Home / Automotive / Cars / Aston Martin Vantage AMR Gets A Manual Transmission


Good news for those who miss the good old days – the new Vantage AMR gets a seven-speed manual transmission while losing 95kg – but it's not cheap.

The Aston Martin AMR is a 200-unit limited edition of the company's smallest model. Being a limited run means it comes at a premium, obviously, but it also arrives with extra goodies to justify the cost.

The AMR has lost 95kg from its curb weight and comes in a variety of bespoke visuals, five liveries to be exact, but the big drawcard is its manual transmission.

The transmission did duty in the previous generation V12 Vantage S and, in a nod to racing tradition, has a dog-leg first gear. The box is mounted on the rear axle in the AMP and, using a limited-slip differential, sends power to the rear wheels through seven gears. There is something called the ‘AM Shift’ mode which offers switchable auto-blipping and a flat-shift function.

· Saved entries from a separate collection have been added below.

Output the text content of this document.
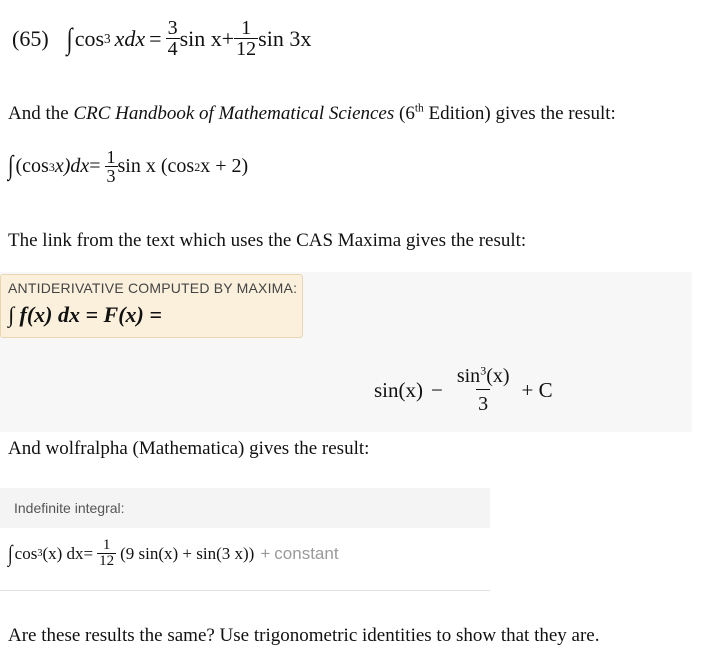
(65) ∫ cos 3 xdx = $\frac{3}{4}$ $\sin x + \frac{1}{12}$ sin 3x
And the CRC Handbook of Mathematical Sciences (6th Edition) gives the result:
∫ (cos 3 $x)dx = \frac{1}{3}$ sin x (cos 2 x + 2)
The link from the text which uses the CAS Maxima gives the result:
ANTIDERIVATIVE COMPUTED BY MAXIMA:
∫ f(x) dx = F(x) =
$\sin(x) - \frac{\sin^3(x)}{3} + C$
And wolfralpha (Mathematica) gives the result:
Indefinite integral:
∫ cos 3 (x) dx = $\frac{1}{12} (9$ sin(x) + sin(3 x)) + constant
Are these results the same? Use trigonometric identities to show that they are.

Power is supplied by the same AMG-sourced twin-turbo V8 from the standard model but, to prevent damage to the new gearbox, torque has been reduced by 45lb ft to 461lb ft. Bhp remains at 503 but, as is always the case, manual shifting is slower and therefore so is the 0-62mph, which is achieved in four seconds flat. Top speed is unchanged at 195mph.

Aston's objective for the AMR is about a more involving driving experience though, with less emphasis on outright speed. They want the driver to engage with the car through the three pedals and gear lever.

Carbon-ceramic brakes come as standard to not only slow things down but to help drop the car's weight. The AMR achieves a perfect 50:50 weight distribution and the standard Skyhook adaptive dampers have been adjusted to offer a greater range of capability between its three stiffness settings.

As mentioned before, the AMR offers five liveries with the one in the gallery called the ‘Vantage 59’ package. This is Aston's signature aesthetic and combines their Stirling Green paintwork with Lime pinstriping and bespoke decals. There's also a splattering of carbon fibre extras, such as those on the bonnet and side vents with smoked out tail lights and unique forged 20-inch alloy wheels adding to the exclusivity.

The selected livery infiltrates the interior too for consistency, but the most noticeable change inside is the new centre console which has been redesigned to accommodate the larger transmission and accompanying lever, taking up space where the infotainment scroll wheel sits in the standard vehicle.

As they say, you pay for exclusivity, and it's no different for the Aston Martin Vantage AMR. The entry into this limited run of cars is £149,995 – £30k more than the standard model – but, if you want to really be exclusive, the signature Vantage 59 models will set you back £164,995. Aston says it will offer the manual transmission to order on the standard car once the limited run is sold out, but there is no word yet on what cost that will add to the stock cars price.